By catherine (not verified) on 07 Oct 2006 #permalink

It is true that people become addicted to cola; I know a person who is. That person has been drinking cola for 50 years, maybe 4 liters a day. It has resulted in his teeth crumbling, among other problems. From time to time that individual has tried to "wean" himself off colas, with very limited success; he always comes back to them. He becomes very distraught if there is not cola in the house. He suffers from headaches and depression if he is without them. I guess it's actually the caffein that is addictive. Very sad situation - and not something that the typical M.D. would recognize.

By Pet Person (not verified) on 07 Oct 2006 #permalink

Mother says, "Drink your milk" and leave that Coke alone. Drugs are bad for you.

PP: Caffeine is addictive; I did a project on it once. It is recommended that you wean from caffinated beverages at a rate of one fewer cups of coffee per day every week. So if you normally drink three cups a day, drink two a day for a week, then drink one a day for a week, before you quit. (I went from 2-3 diet sodas a day down to none this way.) The reason is that caffeine persists awhile in the body, so it takes your body time to adjust to each new level. If you cut down too fast, you will have the headaches. In your friend's case, at 32 8oz glasses a day or so, it might take him 8 months to wean that slowy.

I've also heard that many people with ADD self medicate with caffeine. Yes, it's a stimulant; so are most ADD drugs. It can actually help people focus. It's possible your friend is using cola to self medicate for depression.

I noticed that the paper talked about the number of colas/day, and number or servings, but not about the serving size. Are we assuming 12 oz as a serving size?
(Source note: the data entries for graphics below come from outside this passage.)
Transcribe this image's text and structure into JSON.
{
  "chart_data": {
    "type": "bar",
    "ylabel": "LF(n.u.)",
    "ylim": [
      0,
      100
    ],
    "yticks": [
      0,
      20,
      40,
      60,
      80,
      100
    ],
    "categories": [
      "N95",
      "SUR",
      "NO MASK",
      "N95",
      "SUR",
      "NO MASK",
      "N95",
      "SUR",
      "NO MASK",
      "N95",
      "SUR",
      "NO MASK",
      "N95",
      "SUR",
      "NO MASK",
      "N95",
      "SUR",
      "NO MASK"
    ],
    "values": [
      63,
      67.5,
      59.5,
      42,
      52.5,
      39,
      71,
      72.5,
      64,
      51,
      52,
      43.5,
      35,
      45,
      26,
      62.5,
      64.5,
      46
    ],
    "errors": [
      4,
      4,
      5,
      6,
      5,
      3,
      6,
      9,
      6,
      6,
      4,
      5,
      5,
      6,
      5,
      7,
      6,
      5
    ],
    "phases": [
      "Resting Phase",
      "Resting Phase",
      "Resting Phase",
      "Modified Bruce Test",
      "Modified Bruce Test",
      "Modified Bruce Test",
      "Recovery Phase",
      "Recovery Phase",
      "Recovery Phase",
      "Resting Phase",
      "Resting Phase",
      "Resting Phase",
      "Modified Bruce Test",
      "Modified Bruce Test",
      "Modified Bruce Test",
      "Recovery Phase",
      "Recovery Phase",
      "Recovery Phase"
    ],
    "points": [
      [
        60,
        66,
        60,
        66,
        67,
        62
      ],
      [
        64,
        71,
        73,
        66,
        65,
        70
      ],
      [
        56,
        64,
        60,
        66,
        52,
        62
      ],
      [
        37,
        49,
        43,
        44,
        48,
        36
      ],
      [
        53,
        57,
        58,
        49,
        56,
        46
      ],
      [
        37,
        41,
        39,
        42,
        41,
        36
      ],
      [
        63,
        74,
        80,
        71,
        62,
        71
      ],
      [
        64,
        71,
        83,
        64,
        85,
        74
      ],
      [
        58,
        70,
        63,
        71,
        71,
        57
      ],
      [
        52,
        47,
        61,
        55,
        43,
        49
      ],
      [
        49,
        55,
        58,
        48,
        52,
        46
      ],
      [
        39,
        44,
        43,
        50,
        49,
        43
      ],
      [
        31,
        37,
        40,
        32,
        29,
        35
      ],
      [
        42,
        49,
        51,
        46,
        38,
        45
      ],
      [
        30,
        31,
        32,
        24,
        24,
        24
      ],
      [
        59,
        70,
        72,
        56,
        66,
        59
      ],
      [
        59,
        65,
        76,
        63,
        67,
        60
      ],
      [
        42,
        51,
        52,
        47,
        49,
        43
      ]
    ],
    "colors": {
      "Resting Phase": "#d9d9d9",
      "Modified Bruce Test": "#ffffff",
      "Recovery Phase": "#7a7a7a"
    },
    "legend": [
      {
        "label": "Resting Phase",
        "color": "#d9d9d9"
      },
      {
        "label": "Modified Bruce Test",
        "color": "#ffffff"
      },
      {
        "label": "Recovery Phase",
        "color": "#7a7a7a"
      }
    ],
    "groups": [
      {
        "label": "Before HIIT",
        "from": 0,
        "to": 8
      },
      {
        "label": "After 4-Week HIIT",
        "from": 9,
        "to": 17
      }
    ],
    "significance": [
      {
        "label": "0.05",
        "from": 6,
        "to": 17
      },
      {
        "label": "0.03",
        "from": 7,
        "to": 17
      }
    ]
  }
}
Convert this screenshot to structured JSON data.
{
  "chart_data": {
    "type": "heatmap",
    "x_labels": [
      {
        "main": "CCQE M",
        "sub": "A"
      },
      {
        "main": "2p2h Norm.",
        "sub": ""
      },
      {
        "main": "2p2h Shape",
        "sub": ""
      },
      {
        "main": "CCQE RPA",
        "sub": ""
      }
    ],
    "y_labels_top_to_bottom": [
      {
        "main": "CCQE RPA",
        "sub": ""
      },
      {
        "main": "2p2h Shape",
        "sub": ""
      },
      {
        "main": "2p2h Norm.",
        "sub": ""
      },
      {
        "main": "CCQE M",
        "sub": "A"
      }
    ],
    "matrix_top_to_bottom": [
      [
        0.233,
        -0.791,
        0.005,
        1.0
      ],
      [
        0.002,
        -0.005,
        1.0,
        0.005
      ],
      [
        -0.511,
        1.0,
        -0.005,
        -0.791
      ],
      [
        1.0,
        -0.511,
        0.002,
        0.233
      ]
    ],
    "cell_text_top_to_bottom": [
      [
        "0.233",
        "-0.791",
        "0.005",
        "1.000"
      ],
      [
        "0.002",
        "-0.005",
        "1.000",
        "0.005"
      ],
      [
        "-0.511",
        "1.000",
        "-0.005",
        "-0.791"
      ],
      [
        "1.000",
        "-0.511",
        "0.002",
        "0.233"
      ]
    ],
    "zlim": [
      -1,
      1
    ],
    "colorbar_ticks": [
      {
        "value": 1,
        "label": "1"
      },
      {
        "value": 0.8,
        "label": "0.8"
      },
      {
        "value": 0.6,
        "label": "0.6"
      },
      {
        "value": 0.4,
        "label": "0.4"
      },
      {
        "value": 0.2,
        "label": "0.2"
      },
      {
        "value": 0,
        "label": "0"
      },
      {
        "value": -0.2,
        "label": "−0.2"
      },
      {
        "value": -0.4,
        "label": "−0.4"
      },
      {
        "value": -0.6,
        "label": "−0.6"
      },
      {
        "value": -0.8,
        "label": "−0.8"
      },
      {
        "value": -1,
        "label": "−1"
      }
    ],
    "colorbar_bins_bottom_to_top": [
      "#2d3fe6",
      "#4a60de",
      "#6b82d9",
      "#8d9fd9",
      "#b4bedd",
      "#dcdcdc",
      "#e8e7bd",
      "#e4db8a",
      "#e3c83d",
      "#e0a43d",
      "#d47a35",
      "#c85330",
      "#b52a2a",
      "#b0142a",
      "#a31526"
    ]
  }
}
baselle: Dietary histories are difficult to validate. Most colas come in 8 or 12 oz. sizes, but trying to pin this down to ounces consumed per week is probably a false precision.

We used to drink gallons of this stuff. Now we drink herbal tea and plain water. Our grocery bill was cut in half, although calories were not since we drank diet sodas.
I must say I do miss the bubbles, but that's what beer is for!

By G in INdiana (not verified) on 08 Oct 2006 #permalink

Don't most soft drinks have caffeine and phosphoric acid? I know that many have the former, because I'm supposed to be avoiding it and I've checked, but I only suspect the latter.